The slightest tremor passed over Carrier's left eyelid. It was enough discomposure to make Hayden smile.
"What are you up to, then?" said Carrier.
"None of your business," snapped Hayden. He turned back to the view.
"So that's the way you want to do it," murmured Carrier. "All right. Later, Griffin."
Hayden didn't hear him leave, but he refused to turn his head to check. For one thing, the sight outside was beautiful: the light from Candesce wasn't fading, if anything it was brightening, and no wonder for that was where the Rook and its sister ships were going.
But also, he didn't want Carrier to see his face right now. Carrier would have seen that Hayden knew he was now marked for death. You didn't insult a man like Lyle Carrier and get away with it.
So be it. Right now he needed an enemy he could hate unreservedly. His feelings about Admiral Fanning were too mixed to be satisfying. Carrier… that was another matter.
Hayden watched the Rook's sister ships skirting the precincts of the gargantuan capital bug. They set their prows in the direction of the Sun of Suns, and as the air continued to be clear and fortunately lighted, they all opened up their throttles and arrowed toward Candesce.

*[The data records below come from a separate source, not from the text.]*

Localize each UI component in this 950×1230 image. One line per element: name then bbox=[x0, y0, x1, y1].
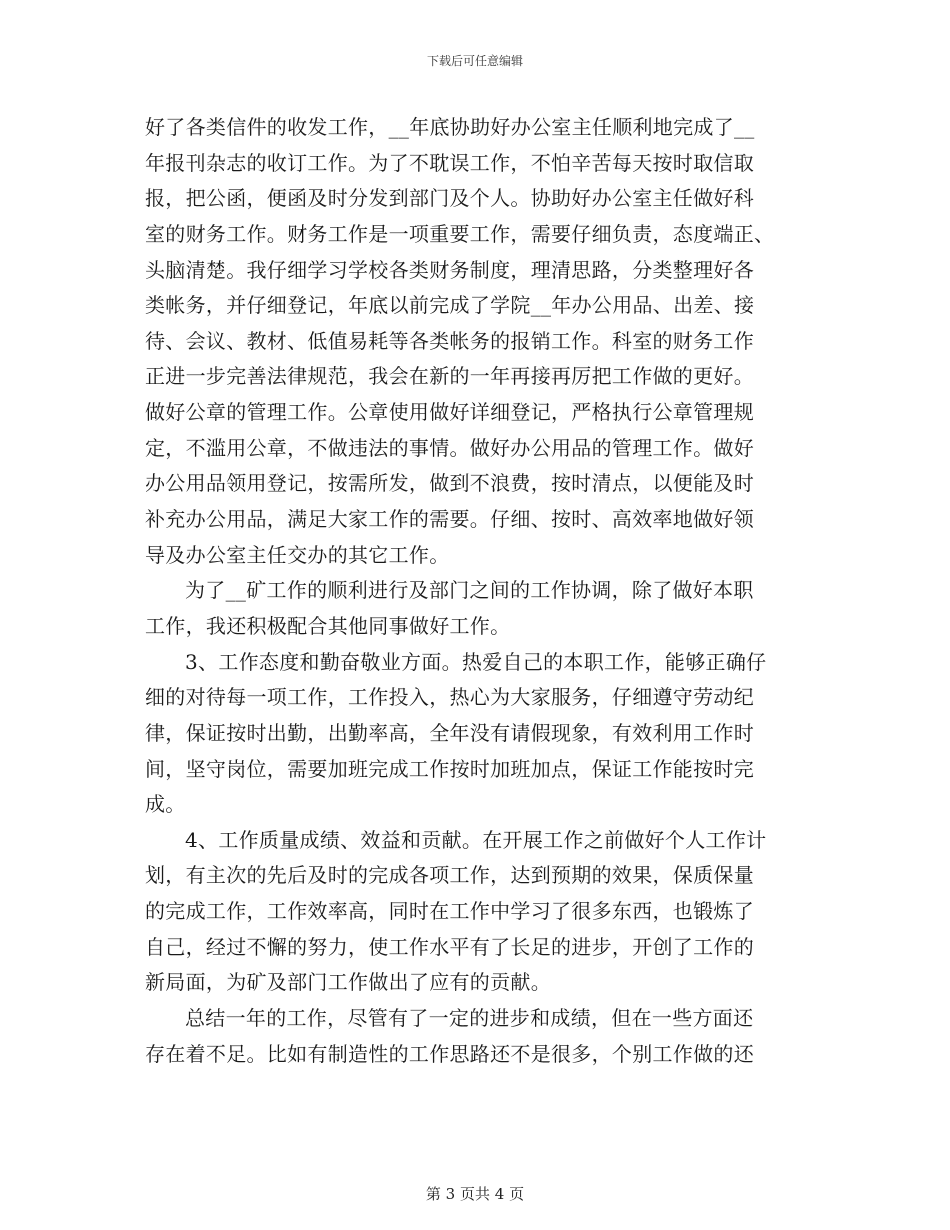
text-line: 存在着不足。比如有制造性的工作思路还不是很多，个别工作做的还 bbox=[145, 1041, 754, 1066]
text-line: 自己，经过不懈的努力，使工作水平有了长足的进步，开创了工作的 bbox=[145, 934, 754, 959]
text-line: 正进一步完善法律规范，我会在新的一年再接再厉把工作做的更好。 bbox=[145, 364, 754, 389]
paragraph-start-line: 4、工作质量成绩、效益和贡献。在开展工作之前做好个人工作计 bbox=[185, 827, 767, 852]
text-line: 工作，我还积极配合其他同事做好工作。 bbox=[145, 613, 511, 638]
text-line: 办公用品领用登记，按需所发，做到不浪费，按时清点，以便能及时 bbox=[145, 471, 754, 496]
text-line: 做好公章的管理工作。公章使用做好详细登记，严格执行公章管理规 bbox=[145, 400, 754, 425]
text-line: 室的财务工作。财务工作是一项重要工作，需要仔细负责，态度端正、 bbox=[145, 221, 775, 246]
text-line: 划，有主次的先后及时的完成各项工作，达到预期的效果，保质保量 bbox=[145, 863, 754, 888]
text-line: 成。 bbox=[145, 792, 186, 817]
paragraph-start-line: 总结一年的工作，尽管有了一定的进步和成绩，但在一些方面还 bbox=[185, 1006, 754, 1031]
paragraph-start-line: 为了__矿工作的顺利进行及部门之间的工作协调，除了做好本职 bbox=[185, 578, 754, 603]
text-line: 细的对待每一项工作，工作投入，热心为大家服务，仔细遵守劳动纪 bbox=[145, 685, 754, 710]
text-line: 的完成工作，工作效率高，同时在工作中学习了很多东西，也锻炼了 bbox=[145, 899, 754, 924]
text-line: 导及办公室主任交办的其它工作。 bbox=[145, 542, 450, 567]
text-line: 定，不滥用公章，不做违法的事情。做好办公用品的管理工作。做好 bbox=[145, 435, 754, 460]
text-line: 待、会议、教材、低值易耗等各类帐务的报销工作。科室的财务工作 bbox=[145, 328, 754, 353]
page-footer: 第 3 页共 4 页 bbox=[425, 1185, 525, 1203]
text-line: 类帐务，并仔细登记，年底以前完成了学院__年办公用品、出差、接 bbox=[145, 293, 755, 318]
text-line: 报，把公函，便函及时分发到部门及个人。协助好办公室主任做好科 bbox=[145, 186, 754, 211]
text-line: 间，坚守岗位，需要加班完成工作按时加班加点，保证工作能按时完 bbox=[145, 756, 754, 781]
text-line: 律，保证按时出勤，出勤率高，全年没有请假现象，有效利用工作时 bbox=[145, 720, 754, 745]
document-body bbox=[145, 110, 810, 1072]
text-line: 新局面，为矿及部门工作做出了应有的贡献。 bbox=[145, 970, 551, 995]
text-line: 补充办公用品，满足大家工作的需要。仔细、按时、高效率地做好领 bbox=[145, 507, 754, 532]
paragraph-start-line: 3、工作态度和勤奋敬业方面。热爱自己的本职工作，能够正确仔 bbox=[185, 649, 767, 674]
text-line: 头脑清楚。我仔细学习学校各类财务制度，理清思路，分类整理好各 bbox=[145, 257, 754, 282]
text-line: 年报刊杂志的收订工作。为了不耽误工作，不怕辛苦每天按时取信取 bbox=[145, 150, 754, 175]
text-line: 好了各类信件的收发工作，__年底协助好办公室主任顺利地完成了__ bbox=[145, 115, 755, 139]
page-header: 下载后可任意编辑 bbox=[426, 54, 523, 68]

TWO DAYS LATER, and the way ahead was bathed in perpetual light. First one, then two, then four suns peeked out from behind the perpetual cloudbanks of winter. At first each was little more man an orange smear on the sky, its light diffused and filtered by hundreds of miles of air, water, and dust. Over the hours they sharpened, becoming in time tiny pinpricks of actinic light embedded in discs and arcs of silver and green which were the collective reflection of thousands upon thousands of individual houses, towns, forests, lakes, and farms.
Gridde, the ancient chart-master, emerged from his velvet-lined chamber to hold up prisms to the light of these suns. He examined the miniature rainbows so created and consulted tables in a huge book that he had carried strapped to his back for so long that it had permanently dented the shoulder of his jacket. Then he pointed at each of the suns in turn and said, "The Nation of Tracoune, the Principality of Kester, the March Collective of the Hero Reeve and, er, what was the other damn one… that one's the Upstart Breakaway Republic of Canso."

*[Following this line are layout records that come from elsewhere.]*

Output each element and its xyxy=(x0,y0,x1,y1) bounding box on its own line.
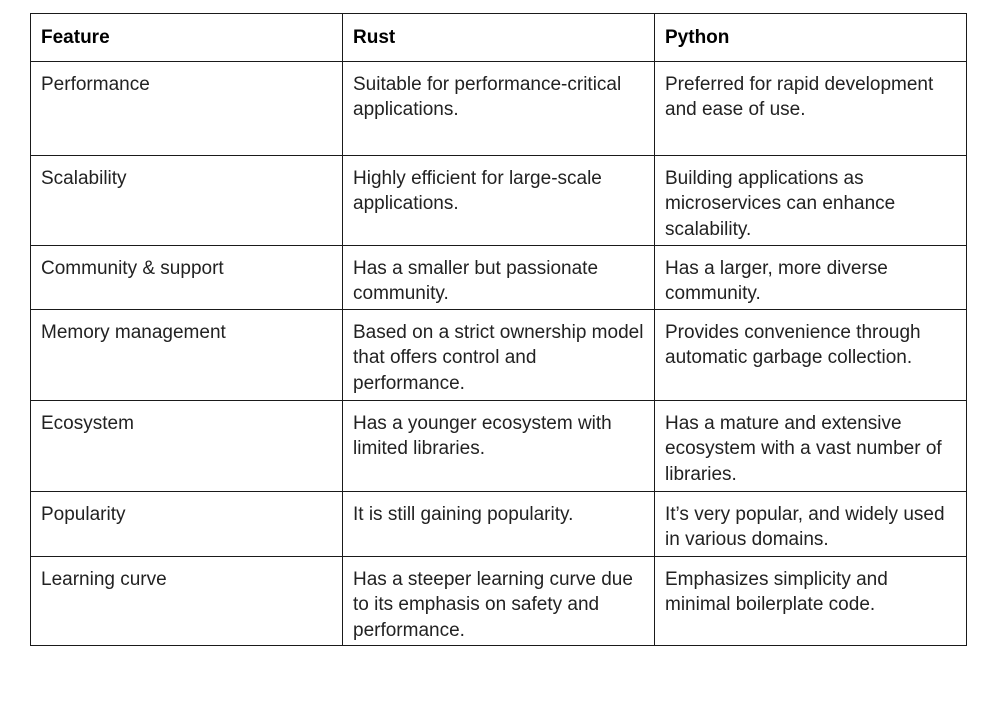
comparison-table-container xyxy=(30,13,967,646)
header-feature: Feature xyxy=(31,14,343,62)
rust-cell: Has a smaller but passionate community. xyxy=(343,246,655,310)
table-row xyxy=(31,310,967,401)
table-row xyxy=(31,557,967,646)
feature-cell: Scalability xyxy=(31,156,343,246)
table-row xyxy=(31,156,967,246)
rust-cell: Suitable for performance-critical applications. xyxy=(343,62,655,156)
python-cell: Emphasizes simplicity and minimal boilerplate code. xyxy=(655,557,967,646)
feature-cell: Learning curve xyxy=(31,557,343,646)
table-row xyxy=(31,492,967,557)
header-row xyxy=(31,14,967,62)
rust-cell: It is still gaining popularity. xyxy=(343,492,655,557)
python-cell: Provides convenience through automatic garbage collection. xyxy=(655,310,967,401)
python-cell: Preferred for rapid development and ease of use. xyxy=(655,62,967,156)
header-rust: Rust xyxy=(343,14,655,62)
feature-cell: Popularity xyxy=(31,492,343,557)
python-cell: It’s very popular, and widely used in various domains. xyxy=(655,492,967,557)
python-cell: Building applications as microservices can enhance scalability. xyxy=(655,156,967,246)
rust-cell: Has a younger ecosystem with limited libraries. xyxy=(343,401,655,492)
feature-cell: Ecosystem xyxy=(31,401,343,492)
table-row xyxy=(31,62,967,156)
header-python: Python xyxy=(655,14,967,62)
table-row xyxy=(31,246,967,310)
python-cell: Has a larger, more diverse community. xyxy=(655,246,967,310)
python-cell: Has a mature and extensive ecosystem with a vast number of libraries. xyxy=(655,401,967,492)
table-row xyxy=(31,401,967,492)
rust-cell: Based on a strict ownership model that offers control and performance. xyxy=(343,310,655,401)
comparison-table xyxy=(30,13,967,646)
feature-cell: Community & support xyxy=(31,246,343,310)
rust-cell: Has a steeper learning curve due to its emphasis on safety and performance. xyxy=(343,557,655,646)
rust-cell: Highly efficient for large-scale applications. xyxy=(343,156,655,246)
feature-cell: Performance xyxy=(31,62,343,156)
feature-cell: Memory management xyxy=(31,310,343,401)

The crewmen who had gathered to watch this procedure nodded and muttered sagely to one another. Few had heard of any of these nations, and none had heard of all of them. They were halfway around the world from Slipstream and its neighbors. More importantly, these were countries that steered their way through the intermediate airs of Virga, hundreds of miles above the principalities of Candesce but hundreds more below the layers flown by Aerie and other familiar places. Between were layers of winter—dark, cold, and choppy air that had proven over the centuries to be unlucky for the founding of nations.
"Gridde told me it's because there's cyclones, jet streams," Martor said later. "Things drift apart too easy. I guess if they didn't there'd be no winter, just suns and countries packed from one end of the world to me other." He smiled wistfully. "Imagine that."